Color has become one of the most important tools in my daily development workflow.

When I am moving across dozens of solutions, projects, and file types, a consistent color system gives me instant orientation. Visual Studio has made this easier than ever with a combination of tab coloring by project rules, file extension patterns, regular expressions, and both solution level and user level themes. By leaning into a couple of simple color palettes I have built a visual map that helps me understand where I am in the codebase before I read a single file name or line of code.

Themes by Solution (and User)

When I am working with multiple solutions I use themes to associate colors with each solution. This gives me a top level color identity, a visual anchor that helps me recognize which codebase I am in before I read a single project name.

How do I do this? Visual Studio's Unified Settings feature allows me to save settings by user or by solution. Navigate to Tools > Options and select Environment > Visual Experience. To ensure this does not impact every instance, set Applies to Solution. This saves your preferences in the settings.VisualStudio.json file in the solution root directory.

Visual Studio

Once you get into the IDE you have several options for tab organization that are worth experimenting with for project, file extension, and regular expression.

Visual Studio dropdown menu for

Tab Color – Project

Associating tabs with the project is especially helpful for solutions with more than half a dozen projects. The file name is not always enough context and hovering over a tab to figure out the root location is not always efficient. Color gives me a structural map, letting me see boundaries of responsibility within the solution at a glance.

Tab Color - File Extension

For single project solutions I typically group by file extension. Extension based colors create quick, low friction cues that tell me what kind of work I am about to do the moment I open a file.
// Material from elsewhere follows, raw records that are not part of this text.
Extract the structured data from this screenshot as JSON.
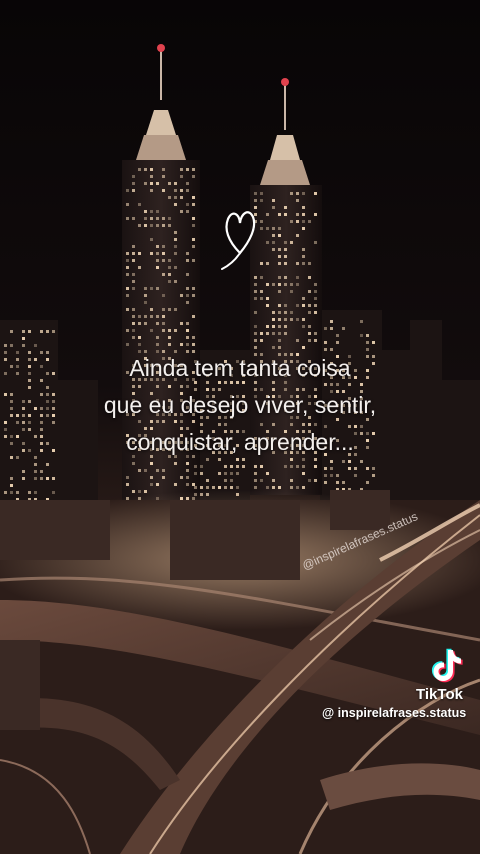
{
  "overlay": {
    "quote_lines": [
      "Ainda tem tanta coisa",
      "que eu desejo viver, sentir,",
      "conquistar, aprender..."
    ],
    "watermark": "@inspirelafrases.status"
  },
  "tiktok": {
    "brand": "TikTok",
    "handle": "@ inspirelafrases.status",
    "logo_icon": "tiktok-logo-icon"
  },
  "icons": {
    "heart": "heart-doodle-icon"
  },
  "colors": {
    "sky": "#0b0708",
    "lights": "#f3d9b8",
    "beacon": "#e0424e",
    "text": "#f4f0ee"
  }
}
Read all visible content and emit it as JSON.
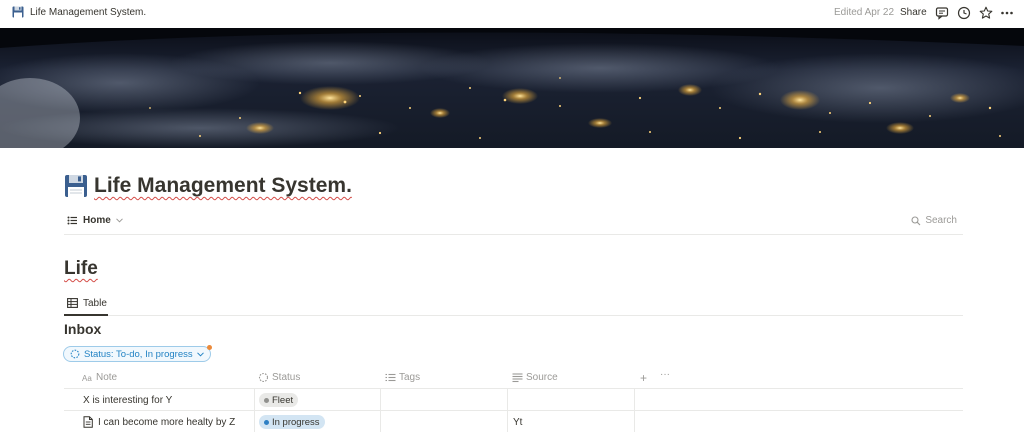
{
  "topbar": {
    "breadcrumb_title": "Life Management System.",
    "edited": "Edited Apr 22",
    "share_label": "Share",
    "icons": [
      "comment-icon",
      "clock-icon",
      "star-icon",
      "more-icon"
    ]
  },
  "page": {
    "icon": "floppy-disk-icon",
    "title": "Life Management System."
  },
  "home_view": {
    "label": "Home",
    "search_label": "Search"
  },
  "section": {
    "title": "Life"
  },
  "views": {
    "tab_label": "Table"
  },
  "inbox": {
    "title": "Inbox",
    "filter_label": "Status: To-do, In progress",
    "columns": [
      {
        "label": "Note",
        "icon": "title-aa-icon"
      },
      {
        "label": "Status",
        "icon": "status-icon"
      },
      {
        "label": "Tags",
        "icon": "list-icon"
      },
      {
        "label": "Source",
        "icon": "text-icon"
      }
    ],
    "rows": [
      {
        "note": "X is interesting for Y",
        "has_page_icon": false,
        "status": "Fleet",
        "status_color": "#91918e",
        "status_bg": "#e9e9e7",
        "tags": "",
        "source": ""
      },
      {
        "note": "I can become more healty by Z",
        "has_page_icon": true,
        "status": "In progress",
        "status_color": "#2f80c4",
        "status_bg": "#d3e5f3",
        "tags": "",
        "source": "Yt"
      }
    ]
  },
  "colors": {
    "text": "#37352f",
    "muted": "#9b9a97",
    "accent": "#2383c4",
    "spellcheck": "#d44c47"
  }
}
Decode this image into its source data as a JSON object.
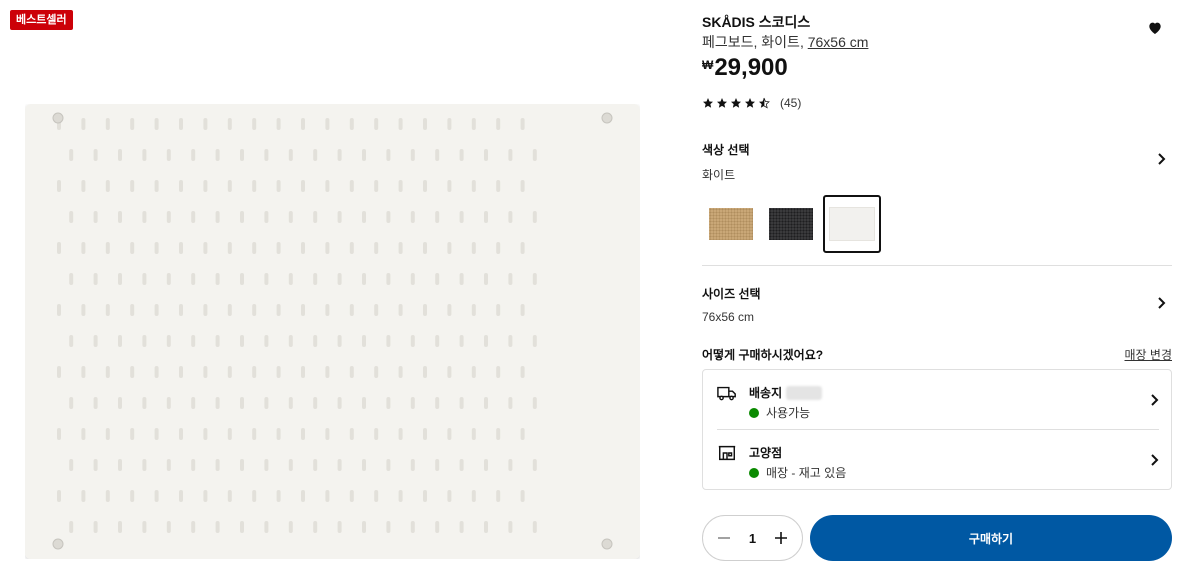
{
  "badge": "베스트셀러",
  "product": {
    "name": "SKÅDIS 스코디스",
    "description_prefix": "페그보드, 화이트, ",
    "size": "76x56 cm",
    "currency": "₩",
    "price": "29,900",
    "rating": 4.5,
    "review_count": "(45)"
  },
  "color": {
    "label": "색상 선택",
    "value": "화이트",
    "swatches": [
      {
        "name": "wood",
        "color": "#c9a777"
      },
      {
        "name": "anthracite",
        "color": "#3a3a3c"
      },
      {
        "name": "white",
        "color": "#f2f1ee",
        "selected": true
      }
    ]
  },
  "size": {
    "label": "사이즈 선택",
    "value": "76x56 cm"
  },
  "purchase": {
    "question": "어떻게 구매하시겠어요?",
    "change_store": "매장 변경",
    "delivery": {
      "label": "배송지",
      "status": "사용가능"
    },
    "store": {
      "label": "고양점",
      "status": "매장 - 재고 있음"
    }
  },
  "cart": {
    "quantity": "1",
    "buy_label": "구매하기"
  },
  "colors": {
    "accent": "#0058a3",
    "badge": "#cc0008",
    "available": "#0a8a00"
  }
}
Tab Color - Regular Expression

My favorite and most versatile option is the use of regular expressions. It lets me surface patterns in folders, names, extensions, or a combination of all three. One of my favorites is assigning a distinct tab color for controllers in ASP.NET projects.

Visual Studio settings panel for tab layout and color options, showing placement choices (Left, Top, Right), multi-row tab display toggles, and a highlighted option to configure regular expressions
Controller\.cs$
^.*\.cs$
^.*\.fs$
^.*\.vb$
^.*\.json$
^.*\.txt$

This creates a ColorByRegexConfig.txt file in the .vs folder. After defining this file you can apply a specific color by right clicking on the tab and selecting Set Tab Color.

Visual Studio tab context menu for

Color is not useful to everyone, but when it is available it can become a grounding part of your workflow. For me it is a small shift in how Visual Studio presents information, but it has a big impact on how quickly I can move through a codebase and find the work that matters most.

Visual Studio with overlapping windows showing a custom theme file in the background and a C# controller file in the foreground, with using directives for ASP.NET and DasBlog namespaces.